An extended library of preconfigured elements/components is available to model/simulate a wide-range of physical phenomena including compressible/incompressible fluid flow, buoyancy-driven flow, rotating cavity system flow, conduction/convection/radiation heat transfer, combustion equilibrium-chemistry & species transport.
Eight combinations of analysis modes (steady state, quasi steady
state, and transient analysis for fluid dynamics, thermal, and
combustions) are available to predict system/subsystem run
conditions during a cycle/mission simulation (flight mission, power
ramp up, shut down…etc). Control system components (proportional
integral derivative (PID) controllers, feedforward, and mission)

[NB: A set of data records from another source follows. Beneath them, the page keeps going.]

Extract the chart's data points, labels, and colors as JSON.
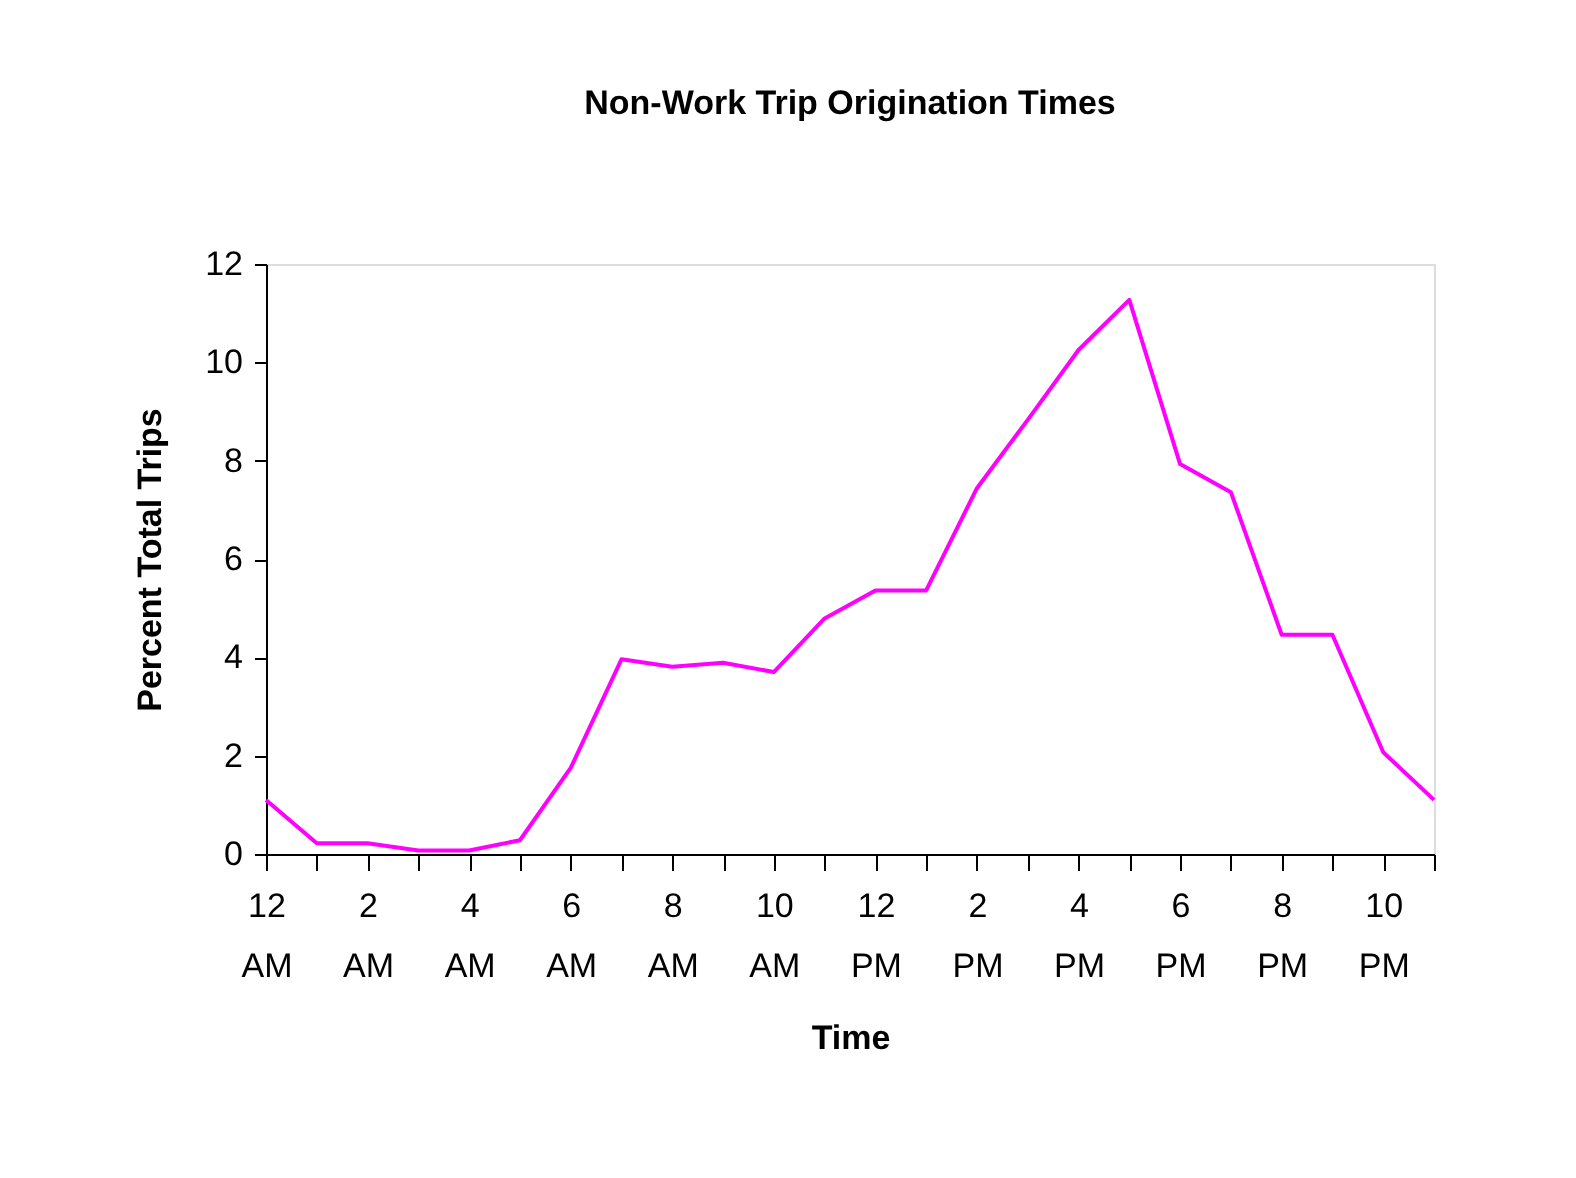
{
  "chart_data": {
    "type": "line",
    "title": "Non-Work Trip Origination Times",
    "xlabel": "Time",
    "ylabel": "Percent Total Trips",
    "categories": [
      "12\nAM",
      null,
      "2\nAM",
      null,
      "4\nAM",
      null,
      "6\nAM",
      null,
      "8\nAM",
      null,
      "10\nAM",
      null,
      "12\nPM",
      null,
      "2\nPM",
      null,
      "4\nPM",
      null,
      "6\nPM",
      null,
      "8\nPM",
      null,
      "10\nPM",
      null
    ],
    "series": [
      {
        "color": "#ff00ff",
        "values": [
          1.1,
          0.22,
          0.22,
          0.07,
          0.07,
          0.28,
          1.75,
          3.96,
          3.81,
          3.89,
          3.7,
          4.79,
          5.36,
          5.36,
          7.44,
          8.83,
          10.25,
          11.27,
          7.93,
          7.36,
          4.46,
          4.46,
          2.07,
          1.1
        ]
      }
    ],
    "ylim": [
      0,
      12
    ],
    "yticks": [
      0,
      2,
      4,
      6,
      8,
      10,
      12
    ],
    "grid": false
  }
}
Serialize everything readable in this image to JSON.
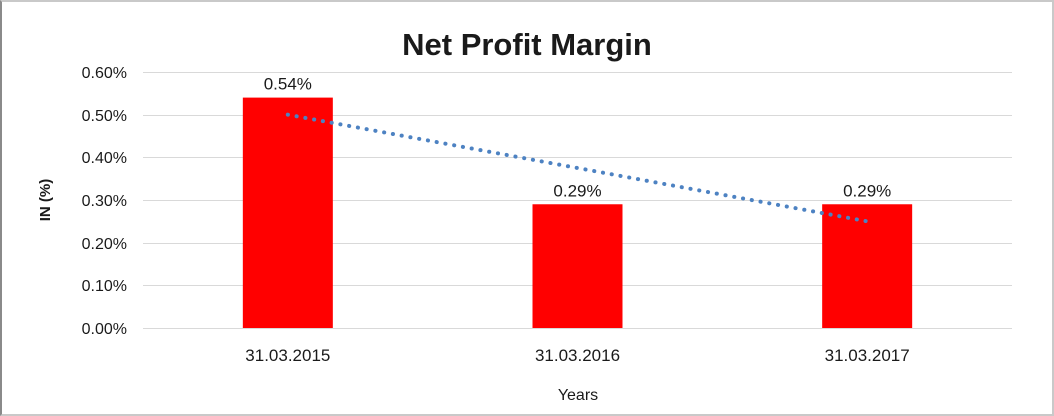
{
  "chart_data": {
    "type": "bar",
    "title": "Net Profit Margin",
    "xlabel": "Years",
    "ylabel": "IN (%)",
    "categories": [
      "31.03.2015",
      "31.03.2016",
      "31.03.2017"
    ],
    "values": [
      0.54,
      0.29,
      0.29
    ],
    "data_labels": [
      "0.54%",
      "0.29%",
      "0.29%"
    ],
    "yticks": [
      "0.60%",
      "0.50%",
      "0.40%",
      "0.30%",
      "0.20%",
      "0.10%",
      "0.00%"
    ],
    "ylim": [
      0,
      0.6
    ],
    "grid": "horizontal",
    "legend": "none",
    "colors": {
      "bar": "#ff0000",
      "gridline": "#d9d9d9",
      "text": "#1a1a1a",
      "trendline": "#4d82c2"
    },
    "trendline": {
      "style": "dotted",
      "color": "#4d82c2",
      "start_value": 0.5,
      "end_value": 0.25,
      "from_category": "31.03.2015",
      "to_category": "31.03.2017"
    }
  }
}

can be integrated with computational model system/subsystem to
optimize the simulated-machine operation during cycle/mission
Key Features & Benefits:
- Fast and accurate mixed-fidelity (1D, 2D, and 3D) flow simulations that handle complex geometry and long transient missions. A flexible common platform that allows different groups to perform modeling with respect to their verticals and thus be combined to create system models.
- Modern graphic user interface with the ability to overlay/integrate the 3D digital CAD with the analytical models. The GUI is geared for design where the Pre/Solver/and Post are all embedded in a single interface. The fully integrated optimization module provides the capability to quickly explore the entire design space within 3D modeling environment; system models can be parametrized based on flow configuration, shape, dimension, and thermal characteristics to achieve an optimal cost-benefit design.
- Extended library of preconfigured elements/components leveraging a large set of publicly-available experimental data for pressure drop and heat transfer characteristics. This fully extensible platform provides customers the capability to integrate their own IP and element formulations seamlessly utilizing Python scripting.